Strengths and limitations
This study, the first of its kind in Europe, delves into the self-rated effectiveness of both pharmacological and non-pharmacological approaches for the treatment of endometriosis-associated pain. The study was conducted with a large sample size and a high response rate of 65.2% and only included participants with diagnosed endometriosis. Despite the time commitment of up to 40 min, participants may have been motivated to respond due to frustration with their pain experiences despite undergoing existing medical therapy. The study’s comprehensive description of the medical condition and therapy options, along with the large number of participants, makes the results highly valuable for health and social policy in German-speaking countries.

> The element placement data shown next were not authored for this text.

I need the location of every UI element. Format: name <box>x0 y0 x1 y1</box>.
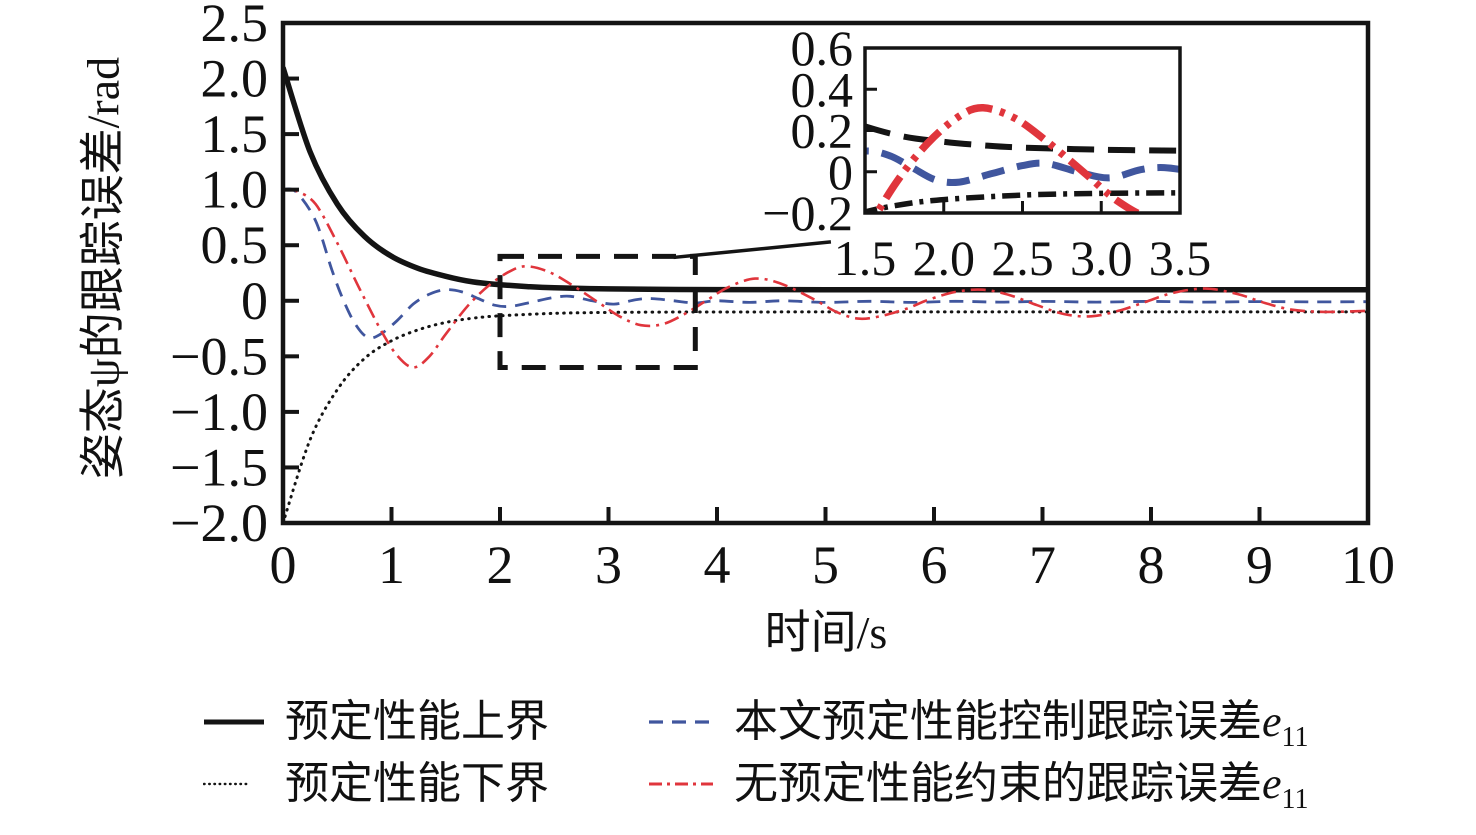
lower-bound-or-error-curve <box>283 310 1368 523</box>
inset-y-tick-label: −0.2 <box>762 185 853 241</box>
y-tick-label: −1.5 <box>170 437 268 497</box>
legend-label: 无预定性能约束的跟踪误差e11 <box>734 759 1309 815</box>
x-axis-title: 时间/s <box>764 607 888 658</box>
inset-upper-curve <box>865 123 1180 154</box>
blue-dashed-line-sample-icon <box>649 720 713 724</box>
blue-bound-or-error-curve <box>283 187 1368 340</box>
upper-bound-or-error-curve <box>283 66 1368 293</box>
inset-y-tick-label: 0.4 <box>791 61 854 117</box>
inset-x-tick-label: 2.5 <box>991 230 1054 286</box>
inset-axes: 1.5 2.0 2.5 3.0 3.5 0.60.40.20−0.2 <box>762 20 1212 286</box>
inset-x-tick-label: 1.5 <box>834 230 897 286</box>
inset-x-tick-label: 3.5 <box>1149 230 1212 286</box>
legend-label: 本文预定性能控制跟踪误差e11 <box>734 697 1309 753</box>
x-tick-label: 3 <box>595 535 622 595</box>
y-tick-label: −0.5 <box>170 326 268 386</box>
legend-item-lower-bound: 预定性能下界 <box>203 756 549 812</box>
y-tick-label: 0.5 <box>201 215 269 275</box>
y-axis-title: 姿态ψ的跟踪误差/rad <box>77 56 129 480</box>
x-tick-label: 0 <box>270 535 297 595</box>
x-tick-label: 1 <box>378 535 405 595</box>
x-tick-label: 6 <box>921 535 948 595</box>
y-tick-label: 2.5 <box>201 0 269 53</box>
x-tick-label: 2 <box>487 535 514 595</box>
x-tick-label: 9 <box>1246 535 1273 595</box>
legend-label: 预定性能上界 <box>285 697 549 746</box>
y-tick-label: 1.5 <box>201 104 269 164</box>
x-tick-label: 7 <box>1029 535 1056 595</box>
inset-x-tick-label: 3.0 <box>1070 230 1133 286</box>
zoom-region-box <box>497 253 698 370</box>
y-tick-label: −1.0 <box>170 382 268 442</box>
y-tick-label: 0 <box>241 271 268 331</box>
legend-item-upper-bound: 预定性能上界 <box>203 694 549 750</box>
callout-line <box>673 240 832 260</box>
x-tick-label: 4 <box>704 535 731 595</box>
y-tick-label: −2.0 <box>170 493 268 553</box>
y-tick-label: 2.0 <box>201 49 269 109</box>
main-axes: 0 1 2 3 4 5 6 7 8 9 102.52.01.51.00.50−0.5−1.0−1.5… <box>170 0 1395 595</box>
y-tick-label: 1.0 <box>201 160 269 220</box>
inset-y-tick-label: 0.2 <box>791 103 854 159</box>
x-tick-label: 8 <box>1138 535 1165 595</box>
legend-label: 预定性能下界 <box>285 759 549 808</box>
dotted-line-sample-icon <box>203 782 252 786</box>
solid-line-sample-icon <box>204 719 264 725</box>
inset-y-tick-label: 0.6 <box>791 20 854 76</box>
inset-y-tick-label: 0 <box>828 144 853 200</box>
red-dashdot-line-sample-icon <box>649 782 713 786</box>
inset-background <box>865 48 1180 213</box>
legend-item-unconstrained-error: 无预定性能约束的跟踪误差e11 <box>648 756 1309 815</box>
x-tick-label: 10 <box>1341 535 1395 595</box>
x-tick-label: 5 <box>812 535 839 595</box>
inset-x-tick-label: 2.0 <box>913 230 976 286</box>
legend-item-proposed-error: 本文预定性能控制跟踪误差e11 <box>648 694 1309 753</box>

Despite these strengths, it is essential to acknowledge certain limitations. A significant limitation of online surveys is the potential for selection bias due to the specific population that participates. To address this limitation, a sample size calculation was conducted, with the calculation based on the prevalence of endometriosis [ref. 2, ref. 3]. This methodological approach enhances the validity of the findings and ensures that the study results are as representative as possible within the constraints of an online survey. Pain perception is inherently subjective, and self-reported measurements can introduce bias. A study conducted by Saha et al. reported the validity of self-reported data in endometriosis [ref. 31]. Moreover, although the presence of infections or malignant diseases was asked in the questionnaire, other diseases could contribute to the reported pain levels. All data were collected anonymously and without direct medical professional oversight, which permitted the disclosure of sensitive information, such as the use of illicit substances, although there was no corroboration for the reported endometriosis diagnoses.
Conclusions
Endometriosis has a significant impact on the lives of those affected. Addressing its complexities and the lack of a cure, it is necessary to adopt a multimodal interdisciplinary approach, including medical treatment, mental health support, work-related considerations, and economic assistance [ref. 4, ref. 32]. Since the absence of a cure for endometriosis, self-management techniques and lifestyle changes can be valuable tools for women to take control of their health and complement their existing treatment plans. Empowering women through these techniques can help them manage their condition and support their treatment regimens. It is worth noting that there is limited research on the effectiveness and mechanisms of action of specific self-management techniques for endometriosis, which poses a barrier to insurance coverage. Therefore, it is crucial to conduct further studies to assess the efficacy of non-pharmacological therapies, and for insurance companies to provide financial support to facilitate the development of improved and safer treatments for patients with endometriosis.